Lecturers at the school include scholars, bureaucrats, politicians, parliamentarians, NGO activists, businesspeople, feminists, religious leaders and journalists.

Opening the school in this exclusive community has proven problematic, he added.

“Initially it was extremely difficult. It was seen as a Western product and local people, being staunchly Muslim, rejected the school outright, especially when they learned the school was funded by a Western country.”

Idrus’s colleague at Melania Foundation, Mohd. Sabri, said Jeneponto people believed there was an ulterior motive in the foundation of the school.

“They were suspicious that we wanted to convert them to Christianity,” Sabri said.

Unperturbed, Idrus and Sabri approached fellow members of the Muhammadiyah socio-religious organization, their former student colleagues of Hasanuddin University as well as local community elders, and eventually their determination and diplomatic finesse gained them entry into the community.

Once the school took off, it did not take long to win the hearts of the locals.

“Especially when students are presented with examples from their own community, they start to understand democracy is something they really need to know,” said Sabri, who lectures on philosophy at the University of Islam in Makassar.

Subjects in the curriculum include democracy, social analysis, intellectual history of democracy, political and government systems, public policies, democracy and business, law and human rights and conflict resolution.

Students of the school said the lessons they learned from the school have been a boon.

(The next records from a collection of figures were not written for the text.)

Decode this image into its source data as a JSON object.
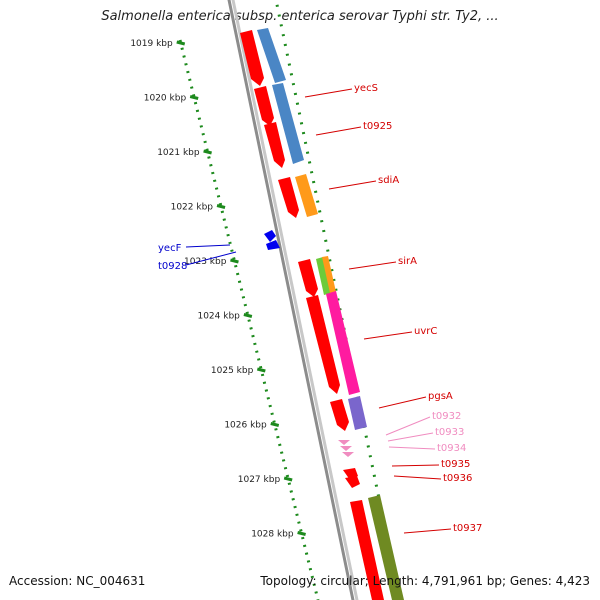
{
  "title": "Salmonella enterica subsp. enterica serovar Typhi str. Ty2, ...",
  "footer": {
    "accession": "Accession: NC_004631",
    "summary": "Topology: circular; Length: 4,791,961 bp; Genes: 4,423"
  },
  "colors": {
    "backbone": "#8c8c8c",
    "ticks": "#1d8a1d",
    "cds_red": "#ff0000",
    "blue_gene": "#0000ee",
    "cog_blue": "#4a86c5",
    "cog_orange": "#ff9a1a",
    "cog_green": "#6ccb3a",
    "cog_magenta": "#ff1ba0",
    "cog_purple": "#7a66cc",
    "cog_olive": "#6f8a22",
    "label_red": "#d40000",
    "label_pink": "#f08cc0",
    "label_blue": "#0000cc"
  },
  "ticks": [
    "1019 kbp",
    "1020 kbp",
    "1021 kbp",
    "1022 kbp",
    "1023 kbp",
    "1024 kbp",
    "1025 kbp",
    "1026 kbp",
    "1027 kbp",
    "1028 kbp"
  ],
  "genes_right": [
    {
      "label": "yecS",
      "color": "label_red"
    },
    {
      "label": "t0925",
      "color": "label_red"
    },
    {
      "label": "sdiA",
      "color": "label_red"
    },
    {
      "label": "sirA",
      "color": "label_red"
    },
    {
      "label": "uvrC",
      "color": "label_red"
    },
    {
      "label": "pgsA",
      "color": "label_red"
    },
    {
      "label": "t0932",
      "color": "label_pink"
    },
    {
      "label": "t0933",
      "color": "label_pink"
    },
    {
      "label": "t0934",
      "color": "label_pink"
    },
    {
      "label": "t0935",
      "color": "label_red"
    },
    {
      "label": "t0936",
      "color": "label_red"
    },
    {
      "label": "t0937",
      "color": "label_red"
    }
  ],
  "genes_left": [
    {
      "label": "yecF",
      "color": "label_blue"
    },
    {
      "label": "t0928",
      "color": "label_blue"
    }
  ]
}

“We put accounting and budgeting records on the wall for everybody to see. This is a lesson on accountability and transparency. I learned about the importance of making decisions through majority votes,” said NGO activist Suryani Hajar Gaptur, a student in 2007.

Takdir Alfiat, a student in 2006, said there was widespread interest in joining the school. Each year more than 200 people apply for a place, but it has only 30 seats,” Takdir said.

Mohd. Isra, a Muslim who once vehemently opposed the school, said he ended up taking part regularly at the public discussions it held.

“In the end there are good things that we can learn from the discussions,” Isra said,

Isra is not a student of the school, but like other Jeneponto residents, he is welcome to join public discussions and the numerous radio talk shows and film showings.

Jeneponto is not alone in its exclusive character, said Sabri. Many regencies in the province, he said, are either anti-Christian or anti-outside-traders.

“But I don’t think these characteristics are rooted in ancient Jeneponto tradition. I am still researching the origin of these sentiments. For the time being I believe they are more the result of competing interests arising after our 1945 independence,” he said.

Dr. Deddy Tikson, a professor of political science at Hasanuddin University, said alumni of the school were better off in understanding democracy than college students.

“We are talking about traders or farmers who attend the school. The South Sulawesi government should adopt the school. The local parliamentarians should apply for funding to finance such a school,” said Deddy, who also lectures at the school.

The school has a very positive impact on the Jeneponto community, he said.

“It is like a movement, a reformation movement, since it is free of any kind of indoctrination. The students are free to discuss democracy as they see it in their own community or the western liberal democracy,” said Deddy.

Another lecturer at Hasanuddin University said his students had asked him to implement the curriculum of the School of Democracy at their university.

“They found the curriculum ingenious,” Alwi Rachman said.

Sabri summed up the impact of the school by quoting a local saying: “I dedicated my whole body to you, my King, but not my badik (dagger)”. Jeneponto is used to be part of the legendary Kingdom of Gowa, in the area north of Makassar.

Increasingly, the Jeneponto people are ridding themselves of their daggers, said Sabri.

“Today the saying has been modified into ‘dedicated myself to you my Regent, but not my intellectual capacity.’”

It means that astuteness has taken the place of the weapon, he said.

Or in other words, Sabri said, “I may have respect for you as my elder and leader but I will rely on myself when it comes to the way I look at things in this world.”